Anthony Marshall is about hard work, team play and high achievement.

The most obvious of the senior striker’s achievements is his success on the pitch for defending European Division III boys soccer champion Hohenfels.

Last season, as the Tigers’ captain, Marshall scored 24 goals and was chosen as an All-Europe first-team forward for the second straight season. Twelve of his goals came during his MVP run through the European tournament, in which Hohenfels became the first DODDS school to win a European D-III crown. All eight of the previous D-III titles had been won by two private schools in Italy — the American School of Milan and American Overseas School of Rome. This season, Marshall has scored 11 goals and assisted on eight for the Tigers (5-0).

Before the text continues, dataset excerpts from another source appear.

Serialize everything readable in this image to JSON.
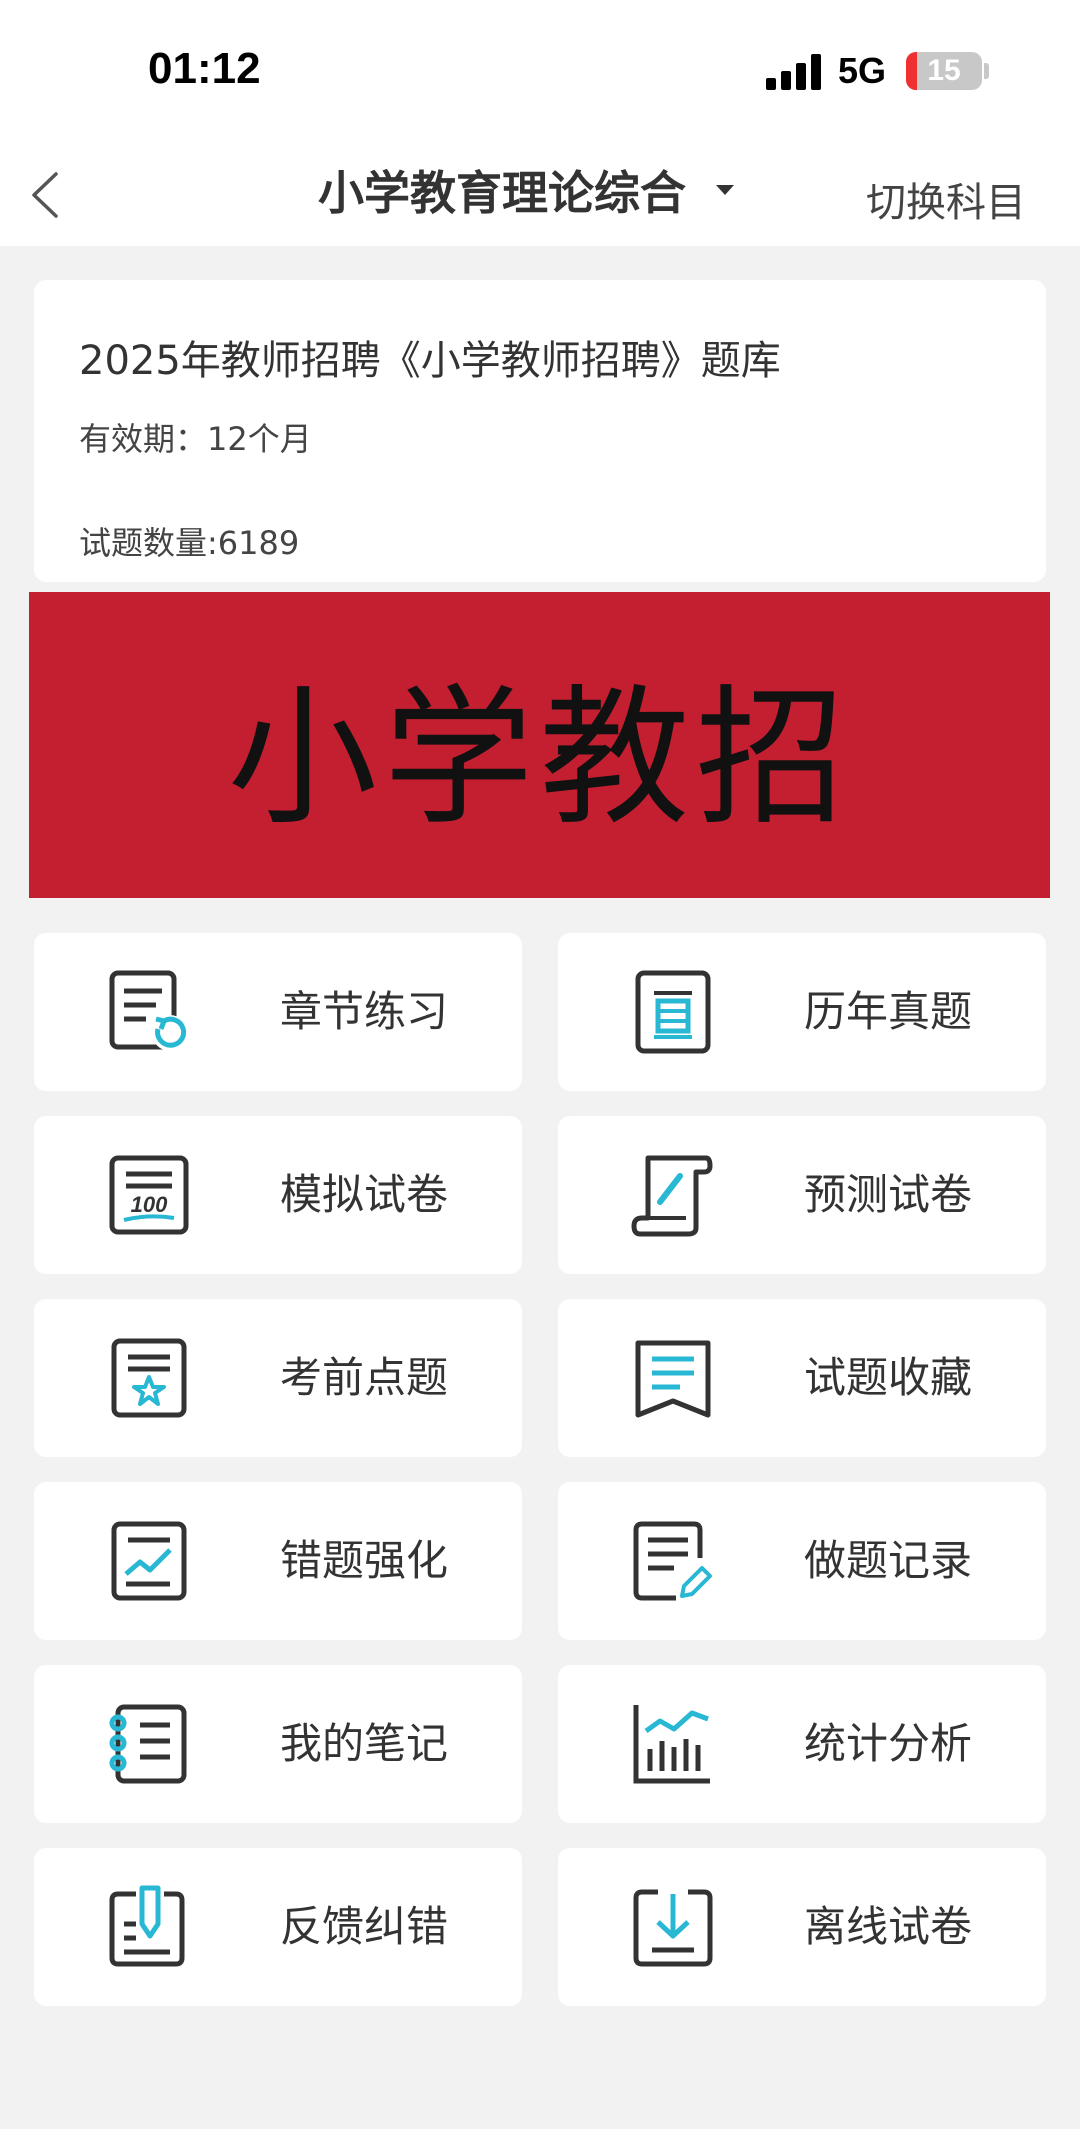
{
  "status_bar": {
    "time": "01:12",
    "network": "5G",
    "battery": "15",
    "battery_level_percent": 15
  },
  "nav": {
    "title": "小学教育理论综合",
    "switch_label": "切换科目"
  },
  "info_card": {
    "title": "2025年教师招聘《小学教师招聘》题库",
    "validity": "有效期：12个月",
    "question_count": "试题数量:6189"
  },
  "banner": {
    "text": "小学教招",
    "background": "#c41f31"
  },
  "accent_color": "#29b8d4",
  "menu": [
    {
      "label": "章节练习",
      "icon": "chapter-practice-icon"
    },
    {
      "label": "历年真题",
      "icon": "past-papers-icon"
    },
    {
      "label": "模拟试卷",
      "icon": "mock-exam-icon"
    },
    {
      "label": "预测试卷",
      "icon": "prediction-exam-icon"
    },
    {
      "label": "考前点题",
      "icon": "key-points-icon"
    },
    {
      "label": "试题收藏",
      "icon": "favorites-icon"
    },
    {
      "label": "错题强化",
      "icon": "wrong-questions-icon"
    },
    {
      "label": "做题记录",
      "icon": "practice-record-icon"
    },
    {
      "label": "我的笔记",
      "icon": "notes-icon"
    },
    {
      "label": "统计分析",
      "icon": "statistics-icon"
    },
    {
      "label": "反馈纠错",
      "icon": "feedback-icon"
    },
    {
      "label": "离线试卷",
      "icon": "offline-download-icon"
    }
  ]
}
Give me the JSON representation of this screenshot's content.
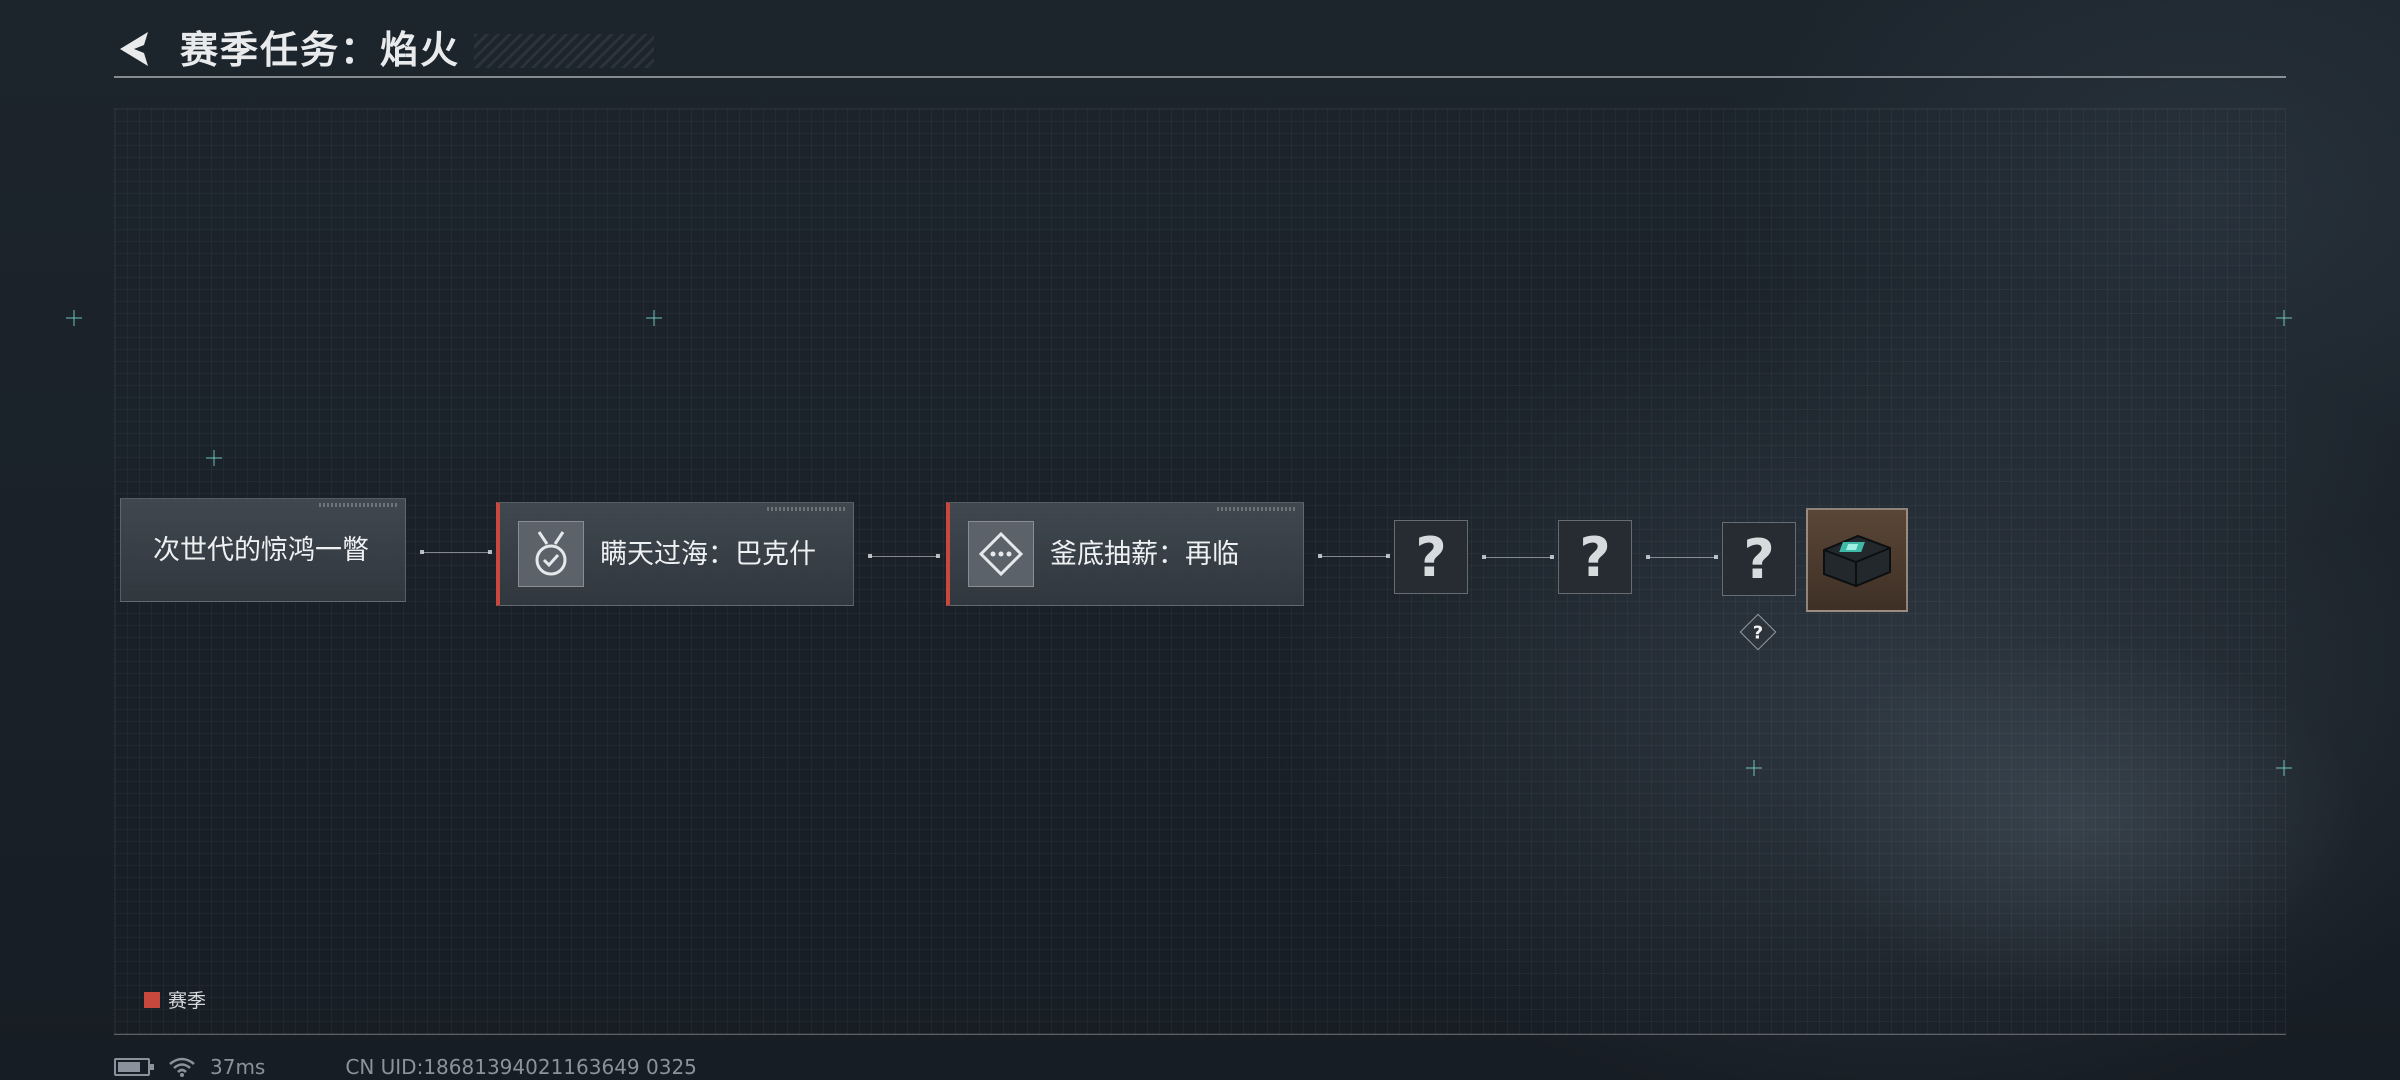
{
  "header": {
    "title": "赛季任务：焰火"
  },
  "task_chain": [
    {
      "label": "次世代的惊鸿一瞥",
      "active": false,
      "icon": "none"
    },
    {
      "label": "瞒天过海：巴克什",
      "active": true,
      "icon": "medal-check-icon"
    },
    {
      "label": "釜底抽薪：再临",
      "active": true,
      "icon": "target-diamond-icon"
    }
  ],
  "locked_nodes": [
    {
      "label": "?"
    },
    {
      "label": "?"
    },
    {
      "label": "?"
    }
  ],
  "reward": {
    "icon": "supply-crate-icon",
    "hint": "?"
  },
  "legend": {
    "label": "赛季",
    "color": "#c9483d"
  },
  "status": {
    "ping": "37ms",
    "uid": "CN UID:18681394021163649 0325"
  },
  "colors": {
    "accent_red": "#c9483d",
    "background": "#1a2129"
  }
}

Less noticeable is the hard work and progress Marshall, 18, has made in adjusting from life as a boy in Panama to becoming a leader at Hohenfels.

Asked by his coach, Shawn Rodman, how much English he spoke when he arrived in Hohenfels six years ago, Marshall smiled and shook his head from side to side.

Today, Marshall is enrolled in an advanced-placement English course and speaks his second language with no noticeable accent.

“To me, for Anthony to transition well from an ESL (English as a second language) program to AP English, is an amazing feat,” Rodman said.

Marshall took the compliment in stride.

“That was one of my goals. I wanted to take the hardest classes to be ready for college,” said Marshall, who’s currently choosing between soccer offers from West Virginia Wesleyan and the University of Dubuque.

Before that, Hohenfels will take a run at defending its crown.

“It was crazy,” Marshall said of the Tigers’ 4-0 romp over three-time defending champ AOSR in the 2006 title game. “We were just trying to get to that game. When we won, it was surreal.”

Winning again might not come as such a surprise.

“We’ve been working all year to be in position to defend our title,” Marshall said.

He said the team lost some key players — especially graduated All-Europe forward Idrissa Soumaoro — “so we’ve been working hard to get back to the point where we were last year.”

Rodman thinks the Tigers might be close.

“Everyone’s willing to do the job,” said Rodman, who coached Tiger football and soccer teams to European titles in 2006. “Whatever we ask them to do they do. Against Hanau, (a 2-1 victory) we asked our offense to play defense after we got ahead. They were fine with it.”

Marshall, who also plays on the Tigers’ football and basketball teams, reinforced the concept.

“We have a great group of guys,” he said. “We pass the ball a lot. Everyone’s unselfish. We don’t care who scores.”

Still, he added, there’s work to do before Europeans begin their four-day run May 16-19.

“Some people say that since we won the Europeans, there’s nothing to improve,” said Marshall, who hones his skills by playing for a local German club.

“But you can always improve. Lots of times, I’m tired after practice here and yet I know I have to be at my German club at 7 p.m. I’m working every day to be a better player and help my team play better.”